The aforementioned trials suggest that among LA NSCLC patients who are candidates for neoadjuvant immunochemotherapy, a variable number (up to 46%) are excluded from resection. This group can benefit from definitive chemoradiotherapy and eventually biological therapy [47,78]; moreover, in the absence of a neoadjuvant chemotherapy comparison arm in the different studies, it would be interesting to compare the outcomes of patients from the same populations in the same institutions subjected to standard neoadjuvant chemotherapy. However, further data are needed on the full comparison between no induction treatment and neoadjuvant chemotherapy-only groups regarding TRAEs, surgical outcomes, EFS, and OS.

Immunotherapy is generally well tolerated, although significant toxicities have been reported in patients treated with ICIs [79]. The incidence of immune-related AEs (irAEs) with ICIs varies depending on the agent. To date, the most common irAEs described are dermatological toxicity, diarrhoea, hepatitis, endocrinopathies, and pneumonitis [80].

This is not a systematic review; however, it offers a comprehensive overview of the currently available literature.

7. Conclusions

The main limitation of this study is the non-systematic nature of our review of the literature.

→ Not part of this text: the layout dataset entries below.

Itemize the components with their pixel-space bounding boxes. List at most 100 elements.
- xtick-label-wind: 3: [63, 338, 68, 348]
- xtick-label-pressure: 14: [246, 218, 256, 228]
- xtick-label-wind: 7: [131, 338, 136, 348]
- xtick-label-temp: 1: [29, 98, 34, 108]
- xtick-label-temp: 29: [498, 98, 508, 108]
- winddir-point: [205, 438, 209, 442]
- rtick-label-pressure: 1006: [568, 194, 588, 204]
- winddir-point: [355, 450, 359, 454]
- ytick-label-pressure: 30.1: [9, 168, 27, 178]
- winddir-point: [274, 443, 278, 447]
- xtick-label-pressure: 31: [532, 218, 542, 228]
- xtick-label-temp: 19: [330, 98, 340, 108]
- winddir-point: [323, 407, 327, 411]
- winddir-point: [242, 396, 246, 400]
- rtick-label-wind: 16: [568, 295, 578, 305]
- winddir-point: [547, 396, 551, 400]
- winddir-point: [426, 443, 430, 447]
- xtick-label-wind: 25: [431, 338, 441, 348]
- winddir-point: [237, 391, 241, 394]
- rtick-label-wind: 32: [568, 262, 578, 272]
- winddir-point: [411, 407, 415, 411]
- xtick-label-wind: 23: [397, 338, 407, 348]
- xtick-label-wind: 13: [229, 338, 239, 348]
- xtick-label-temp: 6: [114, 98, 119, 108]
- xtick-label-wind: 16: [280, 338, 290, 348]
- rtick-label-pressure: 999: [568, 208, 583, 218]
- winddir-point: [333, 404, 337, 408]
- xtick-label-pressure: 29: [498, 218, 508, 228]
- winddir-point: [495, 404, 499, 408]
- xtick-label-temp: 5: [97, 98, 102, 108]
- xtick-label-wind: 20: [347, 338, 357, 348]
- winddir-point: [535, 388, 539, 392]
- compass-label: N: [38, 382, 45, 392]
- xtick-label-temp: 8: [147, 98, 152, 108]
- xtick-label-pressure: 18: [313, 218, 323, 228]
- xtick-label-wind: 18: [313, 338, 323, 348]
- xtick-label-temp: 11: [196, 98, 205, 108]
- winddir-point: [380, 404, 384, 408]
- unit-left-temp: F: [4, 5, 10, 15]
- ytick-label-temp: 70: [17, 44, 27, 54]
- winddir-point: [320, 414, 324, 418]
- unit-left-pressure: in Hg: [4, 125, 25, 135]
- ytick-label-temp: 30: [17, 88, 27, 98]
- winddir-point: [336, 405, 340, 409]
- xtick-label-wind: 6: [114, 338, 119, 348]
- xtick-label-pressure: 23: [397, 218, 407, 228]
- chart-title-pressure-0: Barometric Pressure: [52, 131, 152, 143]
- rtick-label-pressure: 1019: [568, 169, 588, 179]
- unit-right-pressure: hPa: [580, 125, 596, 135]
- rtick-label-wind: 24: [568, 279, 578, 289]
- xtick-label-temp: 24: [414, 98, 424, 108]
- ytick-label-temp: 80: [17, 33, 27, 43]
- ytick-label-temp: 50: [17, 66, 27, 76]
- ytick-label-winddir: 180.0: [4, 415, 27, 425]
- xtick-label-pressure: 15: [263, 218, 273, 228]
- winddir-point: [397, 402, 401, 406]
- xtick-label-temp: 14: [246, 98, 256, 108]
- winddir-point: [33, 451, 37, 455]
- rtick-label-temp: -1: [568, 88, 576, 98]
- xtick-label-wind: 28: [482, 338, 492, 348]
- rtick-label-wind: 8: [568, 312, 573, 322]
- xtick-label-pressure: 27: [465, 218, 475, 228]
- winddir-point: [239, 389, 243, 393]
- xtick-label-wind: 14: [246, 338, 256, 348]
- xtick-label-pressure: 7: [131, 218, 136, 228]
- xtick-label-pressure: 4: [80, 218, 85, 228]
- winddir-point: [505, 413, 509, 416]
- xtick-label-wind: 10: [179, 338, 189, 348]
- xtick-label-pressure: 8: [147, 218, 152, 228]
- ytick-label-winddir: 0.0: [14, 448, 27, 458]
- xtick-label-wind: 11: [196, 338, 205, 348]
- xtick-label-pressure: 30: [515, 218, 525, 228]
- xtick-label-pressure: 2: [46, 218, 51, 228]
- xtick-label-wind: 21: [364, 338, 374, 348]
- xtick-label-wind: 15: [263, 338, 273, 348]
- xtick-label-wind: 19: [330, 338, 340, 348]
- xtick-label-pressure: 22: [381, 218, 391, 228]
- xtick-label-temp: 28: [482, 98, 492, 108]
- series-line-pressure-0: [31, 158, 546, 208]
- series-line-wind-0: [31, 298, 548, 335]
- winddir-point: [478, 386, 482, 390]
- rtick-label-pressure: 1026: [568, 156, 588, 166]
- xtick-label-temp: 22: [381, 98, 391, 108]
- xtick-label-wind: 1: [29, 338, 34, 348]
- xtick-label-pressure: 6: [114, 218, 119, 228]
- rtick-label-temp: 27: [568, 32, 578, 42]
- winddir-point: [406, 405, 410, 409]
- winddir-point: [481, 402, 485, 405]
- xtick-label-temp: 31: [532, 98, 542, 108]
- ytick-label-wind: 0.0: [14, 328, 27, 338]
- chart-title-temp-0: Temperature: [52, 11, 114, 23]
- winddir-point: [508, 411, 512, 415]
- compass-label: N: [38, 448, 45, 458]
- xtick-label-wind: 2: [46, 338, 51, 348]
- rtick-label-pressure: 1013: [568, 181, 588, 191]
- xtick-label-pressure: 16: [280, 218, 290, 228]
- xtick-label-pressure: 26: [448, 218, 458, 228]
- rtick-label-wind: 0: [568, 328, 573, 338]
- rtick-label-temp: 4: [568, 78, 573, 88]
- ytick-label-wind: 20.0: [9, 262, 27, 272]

In conclusion, neoadjuvant immunotherapy, whether combined or not with chemotherapy, appears to offer a promising survival benefit for patients with LA NSCLC. However, a definitive comparison with neoadjuvant chemotherapy remains to be found. Progress is being made in the identification of the best candidates for neoadjuvant regimens and immunotherapy. Of note, a variable percentage of patients obtain long-term survival; these findings could create a paradigm shift in NSCLC treatment. Nevertheless, the LA NSCLC treatment strategy is difficult to standardize, as it should generally be tailored to single patients and their particular context; a multidisciplinary discussion is mandatory in these cases. Alternative neoadjuvant therapies represent a relatively new and less explored field, and more studies are needed.